Those of us who spent our careers in the National Parks Service know full well that the allure of the American West is hard to shake off. Call it an affinity, or a closeness--but whether it's the sawtooth ridges of the Grand Tetons or the cliff faces of Dinosaur National Monument, sooner or later something will grab you and refuse to let go.
Now, a new poll released earlier this month by Colorado College gives us hard data to back up this connection that Westerners have to their natural landscape. The fifth annual "Conservation in the West" poll (hyperlink, when available)--which covers voters in Arizona, Wyoming, Montana, Colorado, New Mexico and Utah--shows that outdoor recreation, an active lifestyle and close proximity to public land are the greatest factors motivating people to move to--and stay in--the mountain west. A whopping 88 percent of respondents listed a "healthy, outdoor lifestyle" as a factor in living and staying in the west, and another 80 percent named the ability to recreate on nearby public lands. By comparison, only 66 percent listed quality of healthcare a factor, and public schools only registered 63 percent.
Westerners, it seems, also walk the walk when it comes to enjoying the great outdoors. A near-unanimous 95 percent of respondents used federally managed land like National Parks or National Forests at least once in the last year. Furthermore, a majority frequented national public lands at least six times, and nearly one-quarter went at least 20 times.

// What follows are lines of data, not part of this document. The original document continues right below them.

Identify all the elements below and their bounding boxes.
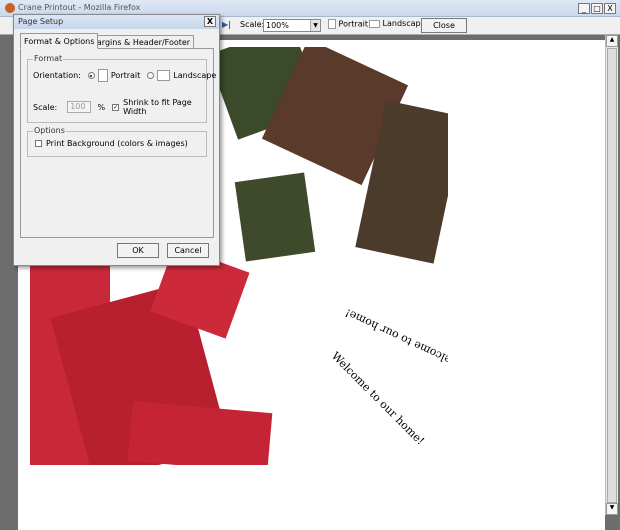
landscape-label: Landscape — [382, 19, 426, 28]
close-window-button[interactable]: X — [604, 3, 616, 14]
firefox-icon — [5, 3, 15, 13]
scale-select[interactable]: 100% ▼ — [263, 19, 321, 32]
orientation-label: Orientation: — [33, 71, 81, 80]
landscape-radio[interactable] — [147, 72, 155, 79]
shrink-to-fit-label: Shrink to fit Page Width — [123, 98, 192, 116]
format-legend: Format — [33, 54, 64, 63]
shrink-to-fit-checkbox[interactable]: ✓ — [112, 103, 120, 111]
tab-format-options[interactable]: Format & Options — [20, 33, 99, 49]
scale-input[interactable]: 100 — [67, 101, 91, 113]
landscape-icon — [369, 19, 380, 28]
portrait-button[interactable]: Portrait — [328, 19, 368, 29]
scroll-down-icon[interactable]: ▼ — [606, 503, 618, 515]
minimize-button[interactable]: _ — [578, 3, 590, 14]
welcome-text-1: Welcome to our home! — [343, 306, 448, 371]
landscape-button[interactable]: Landscape — [369, 19, 426, 28]
landscape-radio-label: Landscape — [173, 71, 217, 80]
format-group: Format Orientation: Portrait Landscape S… — [27, 54, 216, 123]
scale-label: Scale: — [240, 20, 265, 29]
close-preview-button[interactable]: Close — [421, 18, 467, 33]
portrait-radio[interactable] — [87, 72, 95, 79]
chevron-down-icon: ▼ — [310, 20, 320, 31]
scroll-thumb[interactable] — [607, 48, 617, 503]
ok-button[interactable]: OK — [117, 243, 159, 258]
portrait-page-icon — [97, 69, 108, 82]
landscape-page-icon — [157, 70, 171, 81]
format-options-panel: Format Orientation: Portrait Landscape S… — [20, 48, 216, 238]
dialog-close-button[interactable]: X — [204, 16, 216, 27]
maximize-button[interactable]: □ — [591, 3, 603, 14]
portrait-icon — [328, 19, 336, 29]
window-title: Crane Printout - Mozilla Firefox — [18, 3, 141, 12]
dialog-title: Page Setup — [14, 15, 219, 29]
welcome-text-2: Welcome to our home! — [328, 349, 427, 448]
print-background-label: Print Background (colors & images) — [46, 139, 188, 148]
tab-margins-header-footer[interactable]: Margins & Header/Footer — [86, 35, 195, 49]
last-page-icon[interactable]: ▶| — [222, 20, 231, 29]
portrait-label: Portrait — [338, 19, 368, 29]
scale-value: 100% — [266, 21, 289, 30]
scale-field-label: Scale: — [33, 102, 58, 112]
percent-label: % — [97, 102, 106, 112]
scroll-up-icon[interactable]: ▲ — [606, 35, 618, 47]
portrait-radio-label: Portrait — [110, 71, 141, 80]
cancel-button[interactable]: Cancel — [167, 243, 209, 258]
page-setup-dialog: Page Setup X Format & Options Margins & … — [13, 14, 220, 266]
options-group: Options Print Background (colors & image… — [27, 126, 207, 157]
print-background-checkbox[interactable] — [35, 140, 42, 147]
options-legend: Options — [33, 126, 66, 135]
vertical-scrollbar[interactable]: ▲ ▼ — [605, 35, 618, 515]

But beyond the findings of a single year, the poll confirms that Western voters also support stable, long-term management of our shared public lands--95 percent agreed that "protecting and conserving natural areas for future generations" is an important goal.
I, and others in the in the National Parks community, know that the power and beauty of the American wilderness alone is enough to elicit this belief; but I think there is a more practical explanation for the longsighted, clearheaded perspective of most Westerners. Studies have shown time and time again that protected areas stimulate local economies by attracting tourism, promoting recreational retail sales, creating service jobs to match demand and increasing tax revenue. The National Parks Service, for example, has meticulously followed the beneficial economic impact parks have on surrounding communities. In 2013, 273 million visitors spent $14.6 billion, which directly supported 238,000 jobs--and that's in a year when a government shutdown locked the gates for the better part of a month. As I wrote here last year, that's approximately a 10 to 1 return on the NPS funding provided by the federal government.
Westerners inherently know that long-term management of public lands is more economically sound than selling land for a one-time profit. (Unsurprisingly, only 17 percent of respondents think public land sales would be a proper deficit reduction strategy.) This explains why Westerners prioritize living near easily accessible public land above other factors like health care, education and employment opportunities: a focus on conservation ripples throughout communities, leading naturally to local economic strength.
Of course, despite these encouraging statistics, we can't afford to be complacent. A broad range of important conservation issues will be decided upon in 2015, and pressure needs to be put on Congress to take a responsible, balanced approach to maintaining our public lands. In Arizona, lawmakers are pushing the Obama administration to designate the Grand Canyon watershed as a National Monument--a move that would prevent local uranium mining and create a wildlife corridor between Grand Staircase-Escalante National Monument and Grand Canyon National Park, where I served as a park ranger. The Land and Water Conservation Fund, which has used fees from offshore drilling to support inland conservation since 1965, is set to expire at the end of September. Last week, a bipartisan group of Senators introduced a bill to refund the LWCF, but it will be an uphill fight. Tuesday's poll showed that 75 percent of respondents favor continuing this program--now it's up to members of Congress to follow their constituents' lead.